Our review of The Atomic Cafe: Collector's Edition, published January 7th, 2009, is also available.
When the United States dropped the first atomic bomb on Hiroshima in 1945, it ushered in an age of fear that the world has had to grapple with for the last 50 plus years. Through treaties, proliferation and detente, we've steered clear of universal extinction even as we moved the minute hand of the Doomsday clock precariously close to midnight. Through it all, our government has attempted, with educational and motivational style films, to alleviate the horror and highlight the "livability" of a planet, post apocalypse. Produced during the rise of the '80s fixation with mutually assured destruction, The Atomic Cafe is a documentary style history lesson, filtering training films, archival newsreel footage, and government produced propaganda through a twisted sardonic sensibility meant to underscore the absolute absurdity of the solutions, strategies, and summations presented. Moving through the legacy of the bomb, the filmmakers present the ongoing struggle of existing in the nuclear age as part sitcom, part gruesome true-life chronicle, all the while keeping its' tongue firmly planted inside nuclear winter.
Unfortunately, there is really nothing humorous about nuclear war. Twenty years on, The Atomic Cafe's attempts at satire and irony, the inter-cutting misinformation and military films filled with vacuous lies and outrageously inaccurate depictions of nuclear survivability with real documentary footage of the ravages of atomic warfare, are misguided. What was wacky and outrageous then is insulting in a world reeling from 9/11 and daily suicide bombings. The Atomic Cafe is just no longer funny. Not even mildly. For every 4-H Club farm hick or out of touch bureaucrat who pontificates on how we prepare our fallout shelters or flush out secret-stealing Russkies, the footage of irradiated and dying people, or the shots of Hiroshima's destruction dampen or destroy the joke. There is, in particular, a shot of combat soldiers advancing on a rising mushroom cloud (to provide ground infiltration, according to the Department of Defense narration) that is so haunting, it strikes a forbidding chord that no amount of cartoon turtle antics or pop song parodies can lighten. Sure, some of the material is laughable in its naïveté. But within the current context of today's world, it's more disheartening than droll.
For a twenty-year-old documentary relying on footage from 40 plus years ago, the images and quality are surprisingly good. Docurama Films offers a sharp full screen presentation. Any flaws (grain, picture quality) are a reflection of the materials at the disposal of the filmmakers, not the manufacturer. The Dolby digital sound quality is good, but nothing special, as most of the audio is old fashioned single channel mono.
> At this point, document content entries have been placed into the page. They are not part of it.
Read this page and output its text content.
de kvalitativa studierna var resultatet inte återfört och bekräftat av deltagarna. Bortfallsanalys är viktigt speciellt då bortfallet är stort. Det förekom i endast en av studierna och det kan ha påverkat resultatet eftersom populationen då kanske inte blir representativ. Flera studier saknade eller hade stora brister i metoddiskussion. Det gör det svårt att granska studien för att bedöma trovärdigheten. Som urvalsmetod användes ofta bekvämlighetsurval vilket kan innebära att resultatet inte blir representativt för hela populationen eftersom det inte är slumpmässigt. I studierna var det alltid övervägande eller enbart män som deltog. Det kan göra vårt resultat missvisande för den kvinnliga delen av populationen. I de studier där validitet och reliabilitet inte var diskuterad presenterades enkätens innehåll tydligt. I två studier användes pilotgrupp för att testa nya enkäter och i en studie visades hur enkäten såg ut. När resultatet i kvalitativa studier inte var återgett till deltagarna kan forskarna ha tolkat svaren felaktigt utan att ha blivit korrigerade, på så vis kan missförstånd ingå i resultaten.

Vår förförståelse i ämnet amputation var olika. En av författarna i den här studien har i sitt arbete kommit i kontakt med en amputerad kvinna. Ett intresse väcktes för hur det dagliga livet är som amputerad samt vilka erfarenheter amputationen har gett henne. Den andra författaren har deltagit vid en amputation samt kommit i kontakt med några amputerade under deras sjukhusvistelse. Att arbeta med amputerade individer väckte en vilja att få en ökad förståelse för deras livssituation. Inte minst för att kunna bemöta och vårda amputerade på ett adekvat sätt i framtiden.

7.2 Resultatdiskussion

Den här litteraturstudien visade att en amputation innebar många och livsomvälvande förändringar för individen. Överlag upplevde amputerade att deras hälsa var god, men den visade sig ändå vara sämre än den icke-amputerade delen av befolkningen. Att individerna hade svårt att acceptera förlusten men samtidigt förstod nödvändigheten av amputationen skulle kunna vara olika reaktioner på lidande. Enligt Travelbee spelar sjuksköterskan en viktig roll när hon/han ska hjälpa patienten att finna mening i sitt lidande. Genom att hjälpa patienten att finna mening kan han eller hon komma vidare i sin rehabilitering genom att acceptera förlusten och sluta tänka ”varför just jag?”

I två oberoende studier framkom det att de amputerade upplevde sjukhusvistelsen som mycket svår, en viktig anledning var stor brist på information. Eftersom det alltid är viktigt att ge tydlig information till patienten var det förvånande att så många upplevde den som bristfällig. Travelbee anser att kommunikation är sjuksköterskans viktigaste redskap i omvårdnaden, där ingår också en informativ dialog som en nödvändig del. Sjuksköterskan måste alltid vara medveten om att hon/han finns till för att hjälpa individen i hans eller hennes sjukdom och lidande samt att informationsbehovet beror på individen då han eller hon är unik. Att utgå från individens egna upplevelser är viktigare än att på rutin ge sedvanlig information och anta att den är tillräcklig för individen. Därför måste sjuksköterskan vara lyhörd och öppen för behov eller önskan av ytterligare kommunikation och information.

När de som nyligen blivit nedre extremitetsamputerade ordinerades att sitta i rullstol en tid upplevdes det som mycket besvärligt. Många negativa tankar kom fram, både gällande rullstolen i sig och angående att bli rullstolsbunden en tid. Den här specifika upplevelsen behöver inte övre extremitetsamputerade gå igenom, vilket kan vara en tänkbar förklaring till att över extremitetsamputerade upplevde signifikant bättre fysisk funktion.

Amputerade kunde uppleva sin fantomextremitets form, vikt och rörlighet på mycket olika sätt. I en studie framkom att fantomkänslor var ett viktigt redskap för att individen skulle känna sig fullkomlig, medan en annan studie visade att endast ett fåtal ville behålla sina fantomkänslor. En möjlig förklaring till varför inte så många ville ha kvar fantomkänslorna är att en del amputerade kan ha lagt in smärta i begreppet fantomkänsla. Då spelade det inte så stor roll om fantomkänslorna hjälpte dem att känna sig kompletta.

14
Unfortunately, the rest of the disc operates as one big advertisement, since the only other extra offered is an interactive catalog for other Docurama titles. While there are selected trailers here, it would be better to offer one for EVERY film in the catalog. Also, since the film is over 20 years old, it would have been great to get the producers and directors together for a roundtable style commentary. It would be curious to see how topical and funny they think this documentary is now. While The Atomic Cafe is an important film, one that everyone should see (if only to review the mistakes we are bound to repeat in the future), its original comic pretense is lost in these troubled times. It's still an unnerving look at the misguided mindsets of the past, but you won't find yourself laughing. Crying, maybe.